Tajani ist neuer Präsident des EU-Parlaments

Sieg im vierten Wahlgang: Neuer EU-Parlamentspräsident Antonio Tajani.
Liberale und Christdemokraten gehen in der europäischen Volksvertretung einen neuen Pakt ein.

Vier Wahlgänge hat es gebraucht, bis der Kandidat der Europäischen Volkspartei, Antonio Tajani, es geschafft hat. Dienstagabend gewann er das Rennen gegen den Sozialdemokraten aus Süditalien, Gianni Pittella. Tajani siegte mit 351 abgegebenen gültigen Stimmen, für Pittella votierten 282 Abgeordnete.

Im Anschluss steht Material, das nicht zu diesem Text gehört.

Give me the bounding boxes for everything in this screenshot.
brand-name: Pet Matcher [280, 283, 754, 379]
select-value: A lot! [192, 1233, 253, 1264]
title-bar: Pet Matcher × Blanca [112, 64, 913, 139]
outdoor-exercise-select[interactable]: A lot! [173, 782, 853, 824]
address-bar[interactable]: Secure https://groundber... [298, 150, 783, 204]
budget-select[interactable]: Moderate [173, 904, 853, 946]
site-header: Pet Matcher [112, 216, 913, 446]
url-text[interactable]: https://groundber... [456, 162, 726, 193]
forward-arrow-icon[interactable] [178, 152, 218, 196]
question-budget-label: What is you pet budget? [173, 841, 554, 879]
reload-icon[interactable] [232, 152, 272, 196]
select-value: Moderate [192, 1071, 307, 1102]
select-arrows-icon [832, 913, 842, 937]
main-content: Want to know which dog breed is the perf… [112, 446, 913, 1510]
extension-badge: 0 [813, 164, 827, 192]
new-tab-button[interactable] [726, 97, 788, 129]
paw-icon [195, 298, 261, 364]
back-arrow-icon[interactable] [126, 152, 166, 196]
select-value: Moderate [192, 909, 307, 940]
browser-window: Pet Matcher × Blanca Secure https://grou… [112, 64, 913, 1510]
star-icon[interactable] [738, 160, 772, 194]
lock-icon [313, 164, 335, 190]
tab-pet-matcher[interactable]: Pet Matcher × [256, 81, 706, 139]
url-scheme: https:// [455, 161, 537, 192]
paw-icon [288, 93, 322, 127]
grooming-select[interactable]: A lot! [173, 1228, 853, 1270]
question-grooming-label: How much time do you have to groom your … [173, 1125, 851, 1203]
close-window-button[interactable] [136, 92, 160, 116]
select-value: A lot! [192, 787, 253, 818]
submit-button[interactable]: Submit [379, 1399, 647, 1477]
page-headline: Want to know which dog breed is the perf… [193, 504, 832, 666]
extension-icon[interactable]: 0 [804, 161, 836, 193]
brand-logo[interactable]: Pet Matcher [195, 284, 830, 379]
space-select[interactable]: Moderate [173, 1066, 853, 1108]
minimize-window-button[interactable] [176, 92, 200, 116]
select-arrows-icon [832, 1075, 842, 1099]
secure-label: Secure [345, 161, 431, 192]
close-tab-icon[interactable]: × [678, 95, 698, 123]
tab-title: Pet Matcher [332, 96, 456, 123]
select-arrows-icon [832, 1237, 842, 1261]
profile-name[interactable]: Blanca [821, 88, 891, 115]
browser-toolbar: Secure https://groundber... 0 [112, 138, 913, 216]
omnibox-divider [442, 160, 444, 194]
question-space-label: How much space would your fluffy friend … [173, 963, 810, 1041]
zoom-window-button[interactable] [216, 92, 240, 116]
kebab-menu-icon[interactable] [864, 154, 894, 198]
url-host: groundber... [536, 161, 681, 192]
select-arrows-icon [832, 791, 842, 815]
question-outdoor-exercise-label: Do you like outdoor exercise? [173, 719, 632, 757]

Bis zum Schluss warben die beiden großen Fraktionen EVP und Sozialdemokraten um Unterstützung anderer politischer Gruppen. Das Zünglein an der Waage war schließlich die rechtskonservative und EU-skeptische Gruppe der Europäischen Konservativen und Reformer (EKR). Erst in der Stichwahl entschlossen sie sich, für Tajani zu stimmen. Damit wurde der Berlusconi-Freund Tajani mithilfe der britischen Tory-Abgeordneten, die für den Brexit sind, und der polnischen PiS-Gruppe, die von europäischer Demokratie auch nicht viel hält, Parlamentspräsident.Das wurde von der EKR bekanntgegeben, die Wahl war geheim.

Tajani fordert Respekt

Der frisch gewählte Präsident betonte, dass er kein starker Präsident sein wird. Er will von allen respektiert werden und nicht nur die breite Mitte repräsentieren, sondern das gesamte politische Spektrum im Parlament.Damit drückte er aus, was Dienstagfrüh vereinbart wurde und für einen Knalleffekt gesorgt hatte: Die EVP und die Liberalen unter Guy Verhofstadt bildeten einen Pakt. Damit ist das bisherige System der informellen Großen Koalition von Christdemokraten und Sozialdemokraten Geschichte. Die neue Allianz wurde von EVP-Fraktionschef Manfred Weber (CSU) eingefädelt. EU-Experten gehen davon aus, dass künftig das EU-Parlament viel gespaltener sein wird als bisher. Diese breite politische Mitte, für die auch der scheidende Präsident Martin Schulz steht, ermöglichte rasche Entscheidungen über EU-Gesetze und Vorhaben. In der Finanz- und Flüchtlingskrise war das von Vorteil. Dazu kam die Freundschaft von Schulz und EU-Kommissionspräsident Jean-Claude Juncker. Jetzt werden sich EVP und ALDE für ihre Anliegen stets neue Mehrheiten suchen müssen.

Pakt gegen Populisten

EVP und ALDE legten schriftlich fest, dass sie eine "pro-europäische", für alle offene Zusammenarbeit eingehen, um gegen "nationalistische und populistische Zerstörer in und außerhalb der EU" geeint auftreten zu können. Ob sich dem Bündnis noch andere anschließen werden, ist offen. Begleitet waren die vier Wahlgänge von zahlreichen Gerüchten. So streute die EVP vor der Stichwahl, die Sozialdemokraten würden für die Wahl Pittellas mit EU-Hassern und EU-Feinden, wie den Abgeordneten von Marine Le Pen, koalieren. "Eine glatte Lüge", sagte Josef Weidenholzer, Vize-Chef der Sozialdemokraten. "Was hier im Gange ist, bestärkt alle Vorurteile der Bürger, im EU-Parlament werde nur gefeilscht", klagte eine Grün-Abgeordnete.

Rote Verlierer

Verlierer des gestrigen Tages waren zweifellos die Sozialdemokraten. Mit Tajani besetzt die EVP nun alle drei EU-Spitzenjobs (Rat, Kommission und Parlament). Im Frühjahr muss die Nachfolge von Ratspräsident Donald Tusk geregelt werden. Die EVP hält an ihm fest und richtet den Sozialdemokraten aus: "Wir lassen uns Tusk ganz sicher nicht rausschießen." Zu personellen Veränderungen wird es durch den EVP-Liberalen-Pakt so gut wie sicher kommen. EVP-Chef Weber kündigte an, dass es für Liberale ein "Upgrading" bei höchsten EU-Jobs geben werde, da sie bereits sieben Regierungschefs in der EU stellen.